An anonymous call tips Blake and the gang to where (but not who) the werewolf will kill next, and on arrival at the designated spot they find an overturned car with Nurse Hughes (Bria Brimmer) inside. The driver (Dr. Salvado, according to Hughes) is nowhere to be found. We don’t find out what happened to Salgado. The wrecked car is dragged away by something unseen, and the nurse likely does not survive. The following night, another phone tip sends the gang to Tia Patterson’s house.

Dr. Salgado (Kenny Alfonso) and Nurse Hughes (Bria Brimmer) treat Everett’s wounds in the first episode.
Tia, it turns out, is having a party.

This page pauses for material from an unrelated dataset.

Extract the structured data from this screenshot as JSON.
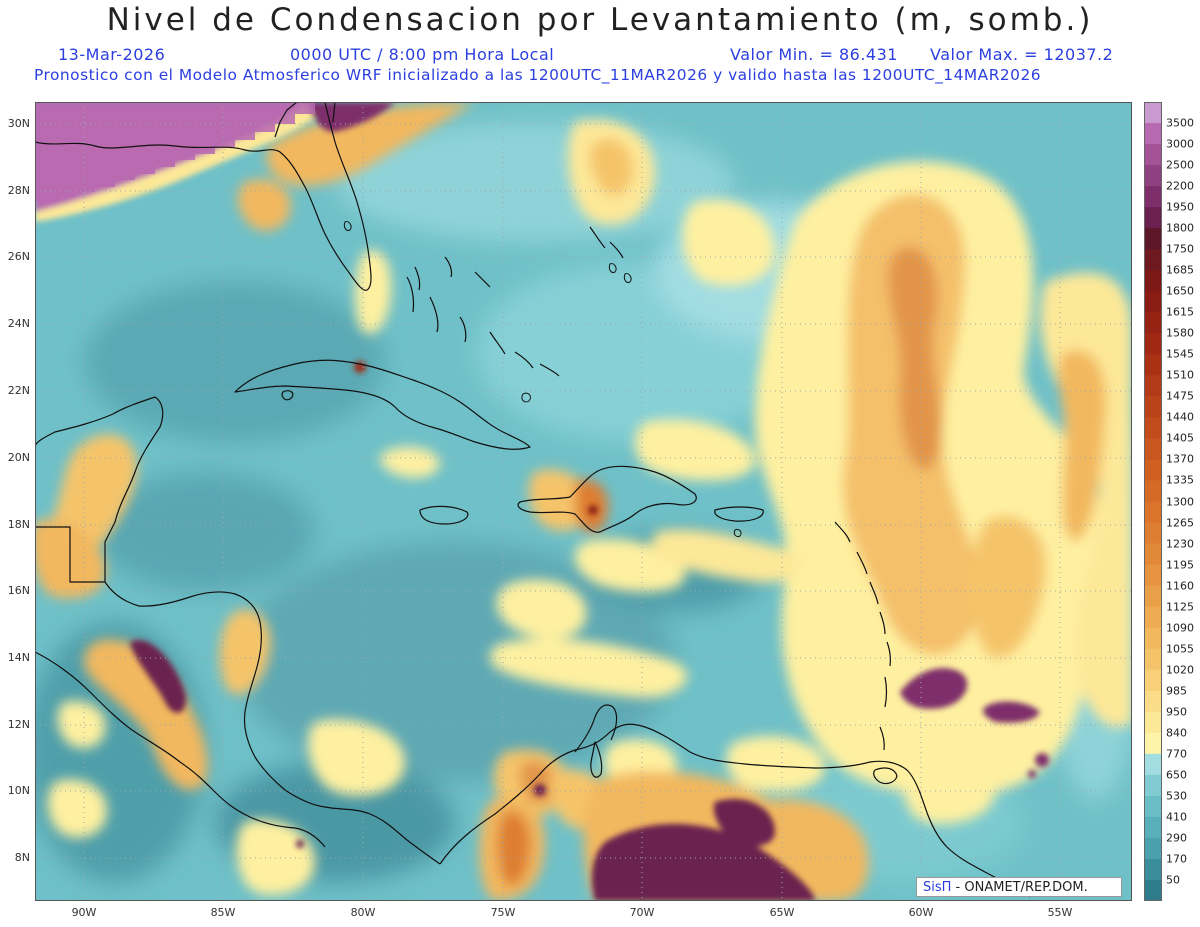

Austin (Rio Mangini) is there, and he is haunted by what he saw the day the fire began, which is surprising because far from being a sensitive sort, he has a mean streak that at one point causes Blake to toss his phone into Tia’s swimming pool. Austin borrows some sleeping pills from Everett because he can’t sleep, and has Luna draw the creature the way he remembers it. (While drawing Austin’s werewolf, Luna has a vision of blood dripping on the drawing from a wound on Austin’s neck, so she might have precognitive abilities and Austin might soon be slashed by werewolf claws.) Austin and Luna discover that they both play piano, but Austin is better at it.

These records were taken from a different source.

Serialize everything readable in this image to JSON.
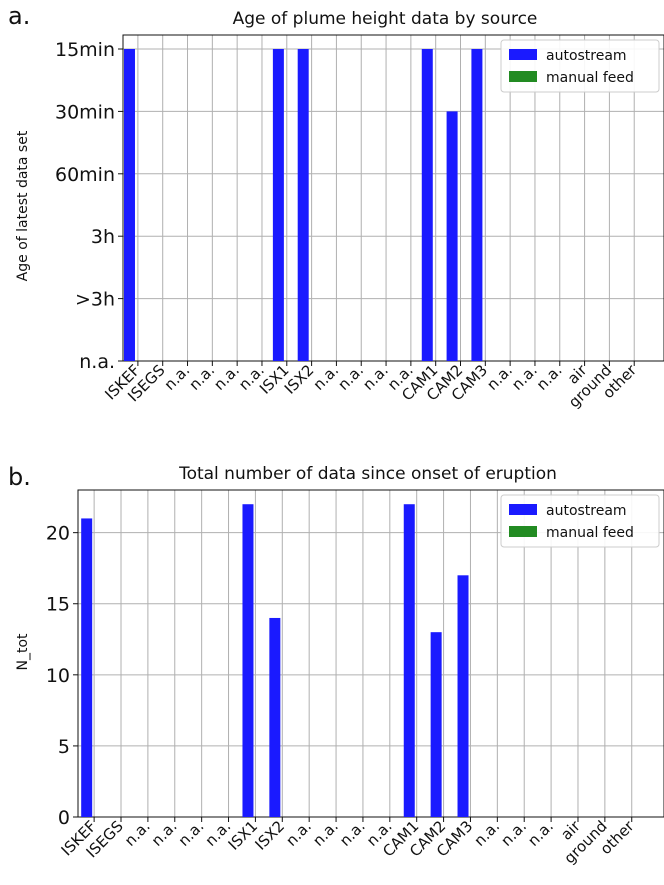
{
  "chart_data": [
    {
      "panel": "a.",
      "type": "bar",
      "title": "Age of plume height data by source",
      "ylabel": "Age of latest data set",
      "yticks": [
        "n.a.",
        ">3h",
        "3h",
        "60min",
        "30min",
        "15min"
      ],
      "categories": [
        "ISKEF",
        "ISEGS",
        "n.a.",
        "n.a.",
        "n.a.",
        "n.a.",
        "ISX1",
        "ISX2",
        "n.a.",
        "n.a.",
        "n.a.",
        "n.a.",
        "CAM1",
        "CAM2",
        "CAM3",
        "n.a.",
        "n.a.",
        "n.a.",
        "air",
        "ground",
        "other"
      ],
      "series": [
        {
          "name": "autostream",
          "color": "#1a1aff",
          "values": [
            "15min",
            "n.a.",
            "n.a.",
            "n.a.",
            "n.a.",
            "n.a.",
            "15min",
            "15min",
            "n.a.",
            "n.a.",
            "n.a.",
            "n.a.",
            "15min",
            "30min",
            "15min",
            "n.a.",
            "n.a.",
            "n.a.",
            "n.a.",
            "n.a.",
            "n.a."
          ]
        },
        {
          "name": "manual feed",
          "color": "#228b22",
          "values": [
            "n.a.",
            "n.a.",
            "n.a.",
            "n.a.",
            "n.a.",
            "n.a.",
            "n.a.",
            "n.a.",
            "n.a.",
            "n.a.",
            "n.a.",
            "n.a.",
            "n.a.",
            "n.a.",
            "n.a.",
            "n.a.",
            "n.a.",
            "n.a.",
            "n.a.",
            "n.a.",
            "n.a."
          ]
        }
      ],
      "grid": true,
      "legend": "top-right"
    },
    {
      "panel": "b.",
      "type": "bar",
      "title": "Total number of data since onset of eruption",
      "ylabel": "N_tot",
      "ylim": [
        0,
        23
      ],
      "yticks": [
        0,
        5,
        10,
        15,
        20
      ],
      "categories": [
        "ISKEF",
        "ISEGS",
        "n.a.",
        "n.a.",
        "n.a.",
        "n.a.",
        "ISX1",
        "ISX2",
        "n.a.",
        "n.a.",
        "n.a.",
        "n.a.",
        "CAM1",
        "CAM2",
        "CAM3",
        "n.a.",
        "n.a.",
        "n.a.",
        "air",
        "ground",
        "other"
      ],
      "series": [
        {
          "name": "autostream",
          "color": "#1a1aff",
          "values": [
            21,
            0,
            0,
            0,
            0,
            0,
            22,
            14,
            0,
            0,
            0,
            0,
            22,
            13,
            17,
            0,
            0,
            0,
            0,
            0,
            0
          ]
        },
        {
          "name": "manual feed",
          "color": "#228b22",
          "values": [
            0,
            0,
            0,
            0,
            0,
            0,
            0,
            0,
            0,
            0,
            0,
            0,
            0,
            0,
            0,
            0,
            0,
            0,
            0,
            0,
            0
          ]
        }
      ],
      "grid": true,
      "legend": "top-right"
    }
  ]
}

Cyrus Nix (Zack Nelson), whose father was killed fighting the 2005 fire, does not display his Caller ID. (We find this out when Harlan asks him for a date and they exchange phone numbers. So Cyrus might be the anonymous caller plaguing the gang. Tia’s party ends when a werewolf comes out of the pool and growls threateningly. We don’t find out if it eats anyone.

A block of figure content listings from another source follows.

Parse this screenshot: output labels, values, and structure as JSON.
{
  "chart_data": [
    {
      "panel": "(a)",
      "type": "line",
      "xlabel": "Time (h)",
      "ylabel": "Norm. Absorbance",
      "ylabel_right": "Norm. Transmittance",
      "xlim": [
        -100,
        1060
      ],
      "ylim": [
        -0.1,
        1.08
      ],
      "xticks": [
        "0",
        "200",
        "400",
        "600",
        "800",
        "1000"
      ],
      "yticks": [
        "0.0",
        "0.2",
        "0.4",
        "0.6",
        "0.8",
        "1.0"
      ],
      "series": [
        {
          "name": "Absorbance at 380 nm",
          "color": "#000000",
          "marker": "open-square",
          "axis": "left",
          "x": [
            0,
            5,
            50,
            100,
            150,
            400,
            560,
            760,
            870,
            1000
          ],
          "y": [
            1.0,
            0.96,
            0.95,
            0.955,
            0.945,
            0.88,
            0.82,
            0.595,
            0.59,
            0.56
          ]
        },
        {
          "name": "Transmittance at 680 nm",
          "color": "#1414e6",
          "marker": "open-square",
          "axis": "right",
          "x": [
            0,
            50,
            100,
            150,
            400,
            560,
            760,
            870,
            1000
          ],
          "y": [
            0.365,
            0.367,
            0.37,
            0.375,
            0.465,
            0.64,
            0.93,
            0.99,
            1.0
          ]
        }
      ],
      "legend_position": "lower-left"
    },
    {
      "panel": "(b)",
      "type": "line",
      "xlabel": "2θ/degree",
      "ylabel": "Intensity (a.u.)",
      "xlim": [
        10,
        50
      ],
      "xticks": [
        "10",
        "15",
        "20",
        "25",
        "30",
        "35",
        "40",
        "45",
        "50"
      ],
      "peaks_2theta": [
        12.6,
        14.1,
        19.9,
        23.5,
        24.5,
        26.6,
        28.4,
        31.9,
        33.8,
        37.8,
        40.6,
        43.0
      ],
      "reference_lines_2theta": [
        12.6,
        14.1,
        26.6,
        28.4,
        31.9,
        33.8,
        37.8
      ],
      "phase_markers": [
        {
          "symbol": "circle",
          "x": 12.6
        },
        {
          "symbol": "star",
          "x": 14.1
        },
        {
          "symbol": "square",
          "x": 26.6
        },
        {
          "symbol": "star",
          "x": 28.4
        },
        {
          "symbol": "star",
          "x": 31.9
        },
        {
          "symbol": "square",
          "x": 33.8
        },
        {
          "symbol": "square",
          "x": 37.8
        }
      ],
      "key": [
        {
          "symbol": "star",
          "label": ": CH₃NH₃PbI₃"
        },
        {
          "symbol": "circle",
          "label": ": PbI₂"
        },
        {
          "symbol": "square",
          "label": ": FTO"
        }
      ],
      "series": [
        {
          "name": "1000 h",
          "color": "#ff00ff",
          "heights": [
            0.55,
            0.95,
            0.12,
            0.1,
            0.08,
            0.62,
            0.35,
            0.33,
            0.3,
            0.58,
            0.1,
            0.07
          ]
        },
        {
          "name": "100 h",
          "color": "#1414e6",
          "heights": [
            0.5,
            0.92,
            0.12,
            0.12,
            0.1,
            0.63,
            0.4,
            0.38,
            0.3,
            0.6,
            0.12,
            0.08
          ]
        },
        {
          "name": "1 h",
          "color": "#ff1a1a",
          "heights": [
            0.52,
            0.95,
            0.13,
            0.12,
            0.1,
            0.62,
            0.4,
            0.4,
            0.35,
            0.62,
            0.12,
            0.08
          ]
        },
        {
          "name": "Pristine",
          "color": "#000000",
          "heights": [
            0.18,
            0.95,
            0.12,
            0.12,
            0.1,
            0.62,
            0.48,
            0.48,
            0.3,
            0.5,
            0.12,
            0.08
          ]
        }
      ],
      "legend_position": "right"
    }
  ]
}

Werewolves (there could be a few of them) seem protective of the recently bitten, and one of them has been dumping bodies (not devouring them as one might expect) in an elevator shaft at an abandoned construction site. Arson Investigator Kristin Ramsey (Sarah Michelle Gellar) has determined that this year’s blaze was started by two incendiary devices that were 3D printed at the high school and delivered by drone to their targets. Ranger Briggs suggests that the arsonist watched the fires start from an upper level of the same construction site where the bodies are being dumped (although he doesn’t know about the bodies). Ramsey, whose son who died in a fire, gets the last word in Episode Five, and, not surprisingly, it’s “werewolf“.